You can of course, change the api such that it does {"id": "1324535222364012585"} instead and voila, it will no longer try parsing it as number. Or the many other workarounds people have recommended above (like appending a prefix, or using a different encoding), but why is it trying to parse a number thats too big and instead of throwing it just rounds down without telling you????!
It does not actually make it impossible to query the wrong table it just tells you quickly when you’ve done so.
All sequences use step 16.
Type A has discriminant/offset 0, yielding IDs {0, 16, 32, 48, 64, …}.
Type B has discriminant/offset 1, mapping to IDs {1, 17, 33, 49, 65, …}.
All the way up to Type P with discriminant/offset 15 and IDs {15, 31, 47, 63, 79, …}.
This is also trivially invertible so that you can determine the type from the ID.
A more common approach is to make IDs opaque strings and put a type prefix—A0, B12, P34, that kind of thing. But this way you can keep it as a number, if you wish.
Inappropriate aliasing of integer keys allows for silent errors in queries because it will actually return some result a lot of the time. A UUID is immune to this problem. The model recognizes its mistake a lot more reliably when previously non-empty tables start showing up empty after attempting a join.
I read this post more as an illustration of the *value* of UUIDv7 as primary key, over integer primary keys, in lieu of minimal loss of read/write performance, and marginally more data on disk bloat.
SQLite's automatic integer rowID primary key is a no-brainer, when the SQLite application is local-only, such as application storage format (mobile and desktop). Or is never intended to grow beyond a single server instance. Basically, where each SQLite file is private to a singular instance of the application.
However, if there is even an outside chance of needing to cooperate across application instances, e.g. the minimal limit case of a personal knowledge base that should seamlessly sync across a person's devices, as well as a hosted service, then a high-quality sequential random ID starts to make a lot more sense. (No-brainer arbitrary table merges / splits / remerges, de-duplication, etc.)

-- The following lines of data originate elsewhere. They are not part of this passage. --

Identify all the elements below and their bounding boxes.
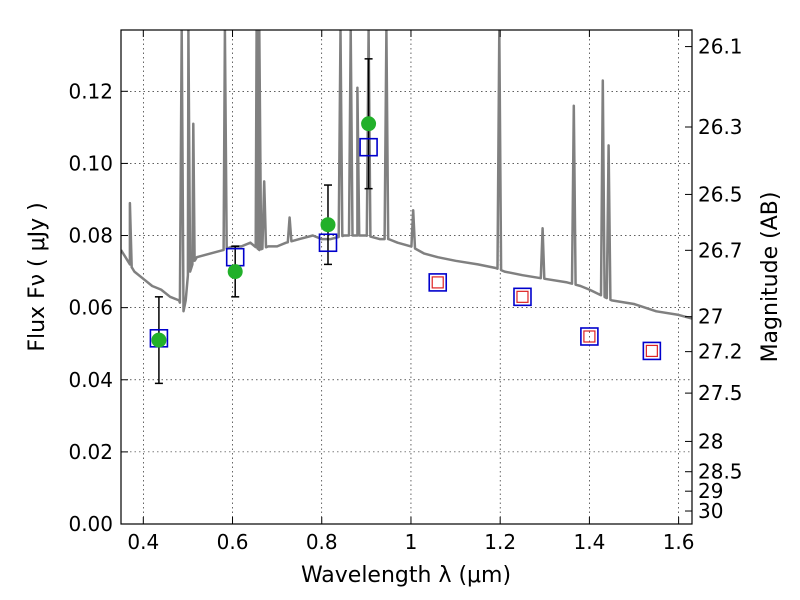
right-tick-label: 28 — [698, 429, 723, 453]
right-tick-label: 27 — [698, 305, 723, 329]
y-tick-label: 0.00 — [68, 512, 113, 536]
model-photometry-inner-square — [645, 344, 658, 358]
x-tick-label: 0.4 — [127, 530, 159, 554]
right-tick-label: 26.1 — [698, 35, 743, 59]
right-tick-label: 27.2 — [698, 340, 743, 364]
plot-frame — [120, 29, 693, 525]
y-tick-label: 0.04 — [68, 368, 113, 392]
y-tick-label: 0.12 — [68, 79, 113, 103]
observed-point — [320, 217, 336, 233]
y-tick-label: 0.06 — [68, 296, 113, 320]
model-photometry-square — [513, 287, 532, 307]
photometry-points — [149, 58, 662, 385]
y-tick-label: 0.10 — [68, 151, 113, 175]
model-spectrum — [121, 30, 692, 320]
spectrum-line — [121, 30, 692, 320]
model-photometry-inner-square — [431, 276, 444, 289]
y-axis-right-label: Magnitude (AB) — [758, 192, 783, 363]
right-tick-label: 30 — [698, 499, 723, 523]
right-tick-label: 26.5 — [698, 182, 743, 206]
right-tick-label: 27.5 — [698, 381, 743, 405]
model-photometry-square — [580, 327, 599, 346]
right-tick-label: 26.7 — [698, 238, 743, 262]
model-photometry-square — [318, 233, 338, 253]
right-tick-label: 28.5 — [698, 460, 743, 484]
x-tick-label: 0.8 — [306, 530, 338, 554]
observed-point — [361, 116, 377, 132]
model-photometry-inner-square — [516, 290, 529, 303]
grid — [121, 30, 692, 524]
x-tick-label: 0.6 — [217, 530, 249, 554]
observed-point — [227, 264, 243, 280]
x-tick-label: 1 — [405, 530, 418, 554]
y-tick-label: 0.08 — [68, 224, 113, 248]
x-tick-label: 1.6 — [663, 530, 695, 554]
right-tick-label: 26.3 — [698, 115, 743, 139]
model-photometry-square — [359, 137, 378, 157]
observed-point — [151, 332, 167, 348]
model-photometry-square — [642, 341, 662, 361]
x-tick-label: 1.2 — [484, 530, 516, 554]
y-axis-left: 0.00 0.02 0.04 0.06 0.08 0.10 0.12 — [68, 79, 128, 536]
y-axis-left-label: Flux Fν ( μJy ) — [25, 202, 50, 351]
y-tick-label: 0.02 — [68, 440, 113, 464]
right-tick-label: 29 — [698, 479, 723, 503]
x-tick-label: 1.4 — [573, 530, 605, 554]
model-photometry-inner-square — [583, 330, 596, 343]
x-axis: 0.4 0.6 0.8 1 1.2 1.4 1.6 — [127, 30, 695, 554]
model-photometry-square — [428, 273, 448, 292]
x-axis-label: Wavelength λ (μm) — [301, 563, 511, 588]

Random ID primary key is a bad idea period, whether it be the UU kind or the SQ kind, or any other kind. As far as my DB knowledge goes, this class of ID destroys all tree-algorithms, and we are stuck with the fact that there is no practically better way, than an appropriate tree-structure, to group and organise a meaningful amount of data, efficiently and effectively.
Thanks to its oh so convenient automatic integer rowIDs, I believe one can amortise some of the other overheads of UUIDv7s for "in-between" queries, viz. indices, joins, ctes, virtual tables etc., with appropriate schema / query design.
UUID v7 so far seems like the best solution if you want UUID benefits and ordering.
Why would you force database to order rows on the drive according to random id?
I get saving 8 bytes per row seems attractive, but the tradeoff is not explained.
The Integer id is used for joins and looks ups and such but that's it. If I need to send anything to the frontend or outside of the app/DB then that's the UUID.
How much trouble does SQLite reysing rowid's actually cause?
Regular rowids are definitely the way to go if you can use them.
Why would you store it as as str column and not the inbuilt type for this?
https://www.postgresql.org/docs/current/datatype-uuid.html
If you are using SQLite well I guess that doesn't work.
I disagree. I tried this once. Now you need a client access layer to touch the DB in any context. All your console tools no longer work well or at all. If they show up in URLs you need to deoptimize them for transport.
You give up a lot of convenience for this optimization. You should be absolutely sure your design requires it before using it.
Contention and coordination are real killers, concurrent writes (that require coordination like postgres) often underdeliver.
(defonce db
(d/init-db! "db/db.db"
{:pool-size 4 :pragma {:synchronous "FULL"}}))
That's writing to disk.There's only one index so there's no real write amplification. The numbers will go down as you add more data and indexes.
Also INSERT speed instead of SELECT? Typically most time is spend in SELECT or UPDATE.